Un point de vue partagé par Thomas Brilland, ingénieur sobriété numérique à l’Ademe. “Avec l’arrivée de l’IA générative, nous sommes entrés dans un autre monde”, réagit-il. Pour expliquer ce retard quant à la mesure de l’empreinte de l’IA générative, ce spécialiste avance aussi que le “manque de transparence des acteurs principaux empêche l’accès aux données essentielles (par exemple, la consommation d’énergie par requête)”. Même si cette technologie est “récente et complexe”, les “méthodologies de mesure existent”, à l’image du référentiel IA Frugale de l’Afnor qui donne des premières pistes.
Une IA durable est-elle possible ?
Mais est-ce que les gains apportés par l’IA valent vraiment le coup ? Selon les spécialistes de l’IA, la prochaine réflexion que les entreprises devront mener sera de mettre en balance l’usage de l’IA et les bénéfices qu’elles peuvent en tirer, face aux coûts économiques, environnementaux et sociétaux. Mais ce cheminement intellectuel est encore loin d’être réalisé par toutes les sociétés, au risque d’accentuer la crise climatique. C’est notamment le cas pour ExxonMobil, qui a annoncé pouvoir produire 50 000 barils de pétrole de schiste supplémentaires par jour grâce à une amélioration des techniques d’extraction par l’IA.

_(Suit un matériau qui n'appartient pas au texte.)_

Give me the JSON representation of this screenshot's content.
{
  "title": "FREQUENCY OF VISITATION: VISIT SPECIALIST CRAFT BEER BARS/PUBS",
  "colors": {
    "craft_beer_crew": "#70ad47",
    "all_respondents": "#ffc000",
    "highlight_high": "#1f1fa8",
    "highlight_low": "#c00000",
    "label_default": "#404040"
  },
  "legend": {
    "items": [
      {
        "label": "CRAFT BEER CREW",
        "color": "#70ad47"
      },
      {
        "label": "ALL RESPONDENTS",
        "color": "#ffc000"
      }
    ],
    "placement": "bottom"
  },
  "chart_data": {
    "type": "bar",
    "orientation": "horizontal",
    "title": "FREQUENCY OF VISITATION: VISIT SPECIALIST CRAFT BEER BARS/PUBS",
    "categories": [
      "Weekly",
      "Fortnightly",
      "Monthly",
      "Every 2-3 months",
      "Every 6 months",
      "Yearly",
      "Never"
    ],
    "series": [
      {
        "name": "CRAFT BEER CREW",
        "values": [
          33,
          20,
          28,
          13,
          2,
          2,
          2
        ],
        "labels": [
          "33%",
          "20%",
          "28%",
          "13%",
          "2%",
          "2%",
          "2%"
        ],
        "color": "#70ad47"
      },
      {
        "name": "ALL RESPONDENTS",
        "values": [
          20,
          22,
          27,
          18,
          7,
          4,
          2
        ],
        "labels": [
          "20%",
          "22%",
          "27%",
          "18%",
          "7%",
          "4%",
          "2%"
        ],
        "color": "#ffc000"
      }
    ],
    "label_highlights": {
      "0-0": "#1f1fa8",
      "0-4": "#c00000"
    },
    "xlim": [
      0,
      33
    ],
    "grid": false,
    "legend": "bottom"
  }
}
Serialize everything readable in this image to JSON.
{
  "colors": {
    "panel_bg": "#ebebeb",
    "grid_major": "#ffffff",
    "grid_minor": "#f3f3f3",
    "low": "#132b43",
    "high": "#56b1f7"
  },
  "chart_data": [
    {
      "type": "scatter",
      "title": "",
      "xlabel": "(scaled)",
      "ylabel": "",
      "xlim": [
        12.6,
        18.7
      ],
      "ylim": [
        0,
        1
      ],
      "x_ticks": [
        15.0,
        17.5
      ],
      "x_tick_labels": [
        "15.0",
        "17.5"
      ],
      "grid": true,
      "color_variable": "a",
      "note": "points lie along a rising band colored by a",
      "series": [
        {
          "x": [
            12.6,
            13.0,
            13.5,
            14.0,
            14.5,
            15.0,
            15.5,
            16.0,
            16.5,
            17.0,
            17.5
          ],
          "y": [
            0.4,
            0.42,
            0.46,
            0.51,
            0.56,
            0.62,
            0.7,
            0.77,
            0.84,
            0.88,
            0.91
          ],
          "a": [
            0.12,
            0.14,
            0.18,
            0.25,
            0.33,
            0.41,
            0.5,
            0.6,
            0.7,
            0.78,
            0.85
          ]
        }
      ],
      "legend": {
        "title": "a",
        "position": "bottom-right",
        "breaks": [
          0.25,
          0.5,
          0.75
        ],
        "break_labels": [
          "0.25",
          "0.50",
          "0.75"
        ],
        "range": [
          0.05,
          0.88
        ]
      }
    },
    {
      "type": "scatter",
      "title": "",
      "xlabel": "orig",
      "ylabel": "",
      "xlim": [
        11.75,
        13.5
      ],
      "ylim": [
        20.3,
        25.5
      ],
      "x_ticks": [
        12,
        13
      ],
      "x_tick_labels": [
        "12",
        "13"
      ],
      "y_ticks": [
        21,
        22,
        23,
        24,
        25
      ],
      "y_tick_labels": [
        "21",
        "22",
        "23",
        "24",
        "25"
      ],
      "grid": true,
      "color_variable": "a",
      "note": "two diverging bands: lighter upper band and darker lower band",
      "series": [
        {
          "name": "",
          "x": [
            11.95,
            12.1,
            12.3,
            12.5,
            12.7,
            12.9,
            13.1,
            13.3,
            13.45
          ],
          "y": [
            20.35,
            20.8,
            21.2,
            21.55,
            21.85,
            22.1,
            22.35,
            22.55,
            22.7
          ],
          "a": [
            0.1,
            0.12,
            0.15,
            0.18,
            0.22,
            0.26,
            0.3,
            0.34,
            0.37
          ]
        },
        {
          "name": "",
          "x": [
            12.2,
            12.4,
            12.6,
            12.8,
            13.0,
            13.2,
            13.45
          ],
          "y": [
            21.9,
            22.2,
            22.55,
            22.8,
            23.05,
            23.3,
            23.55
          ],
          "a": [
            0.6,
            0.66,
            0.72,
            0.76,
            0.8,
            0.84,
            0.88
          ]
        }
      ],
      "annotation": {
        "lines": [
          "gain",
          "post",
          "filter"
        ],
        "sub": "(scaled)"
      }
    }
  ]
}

Or, de plus en plus de voix s’élèvent pour un meilleur encadrement des usages de l’IA. Hasard du calendrier, l’Artificial Intelligence Act (IA Act), adopté cet été par la Commission européenne, entre en vigueur ce lundi 3 février, “pour garantir aux Européens qu’ils peuvent faire confiance à ce que l’IA a à offrir”, note ainsi la Commission européenne sur son site. Plus clairement, il s’agit d’encadrer les dérives potentielles de l’IA et “son développement complètement déraisonné”, souligne le coprésident de Data for Good. “L’IA Act est un premier pas dans le bon sens, que nous pouvons saluer, même si cette première étape reste encore assez imparfaite, notamment sur le volet environnemental”, précise-t-il.
Un volet qui pourrait être très bientôt abordé lors du prochain sommet de Paris sur l’IA qui doit se tenir au Grand Paris, les 10 et 11 février. La déclaration signée à l’issue de cette rencontre “inclura un certain nombre de sujets qui n’ont jamais été abordés à cette échelle, et en particulier la soutenabilité environnementale des technologies relatives à l’intelligence artificielle”, a confié le ministre des Affaires étrangères Jean-Noël Barrot au micro de France Inter.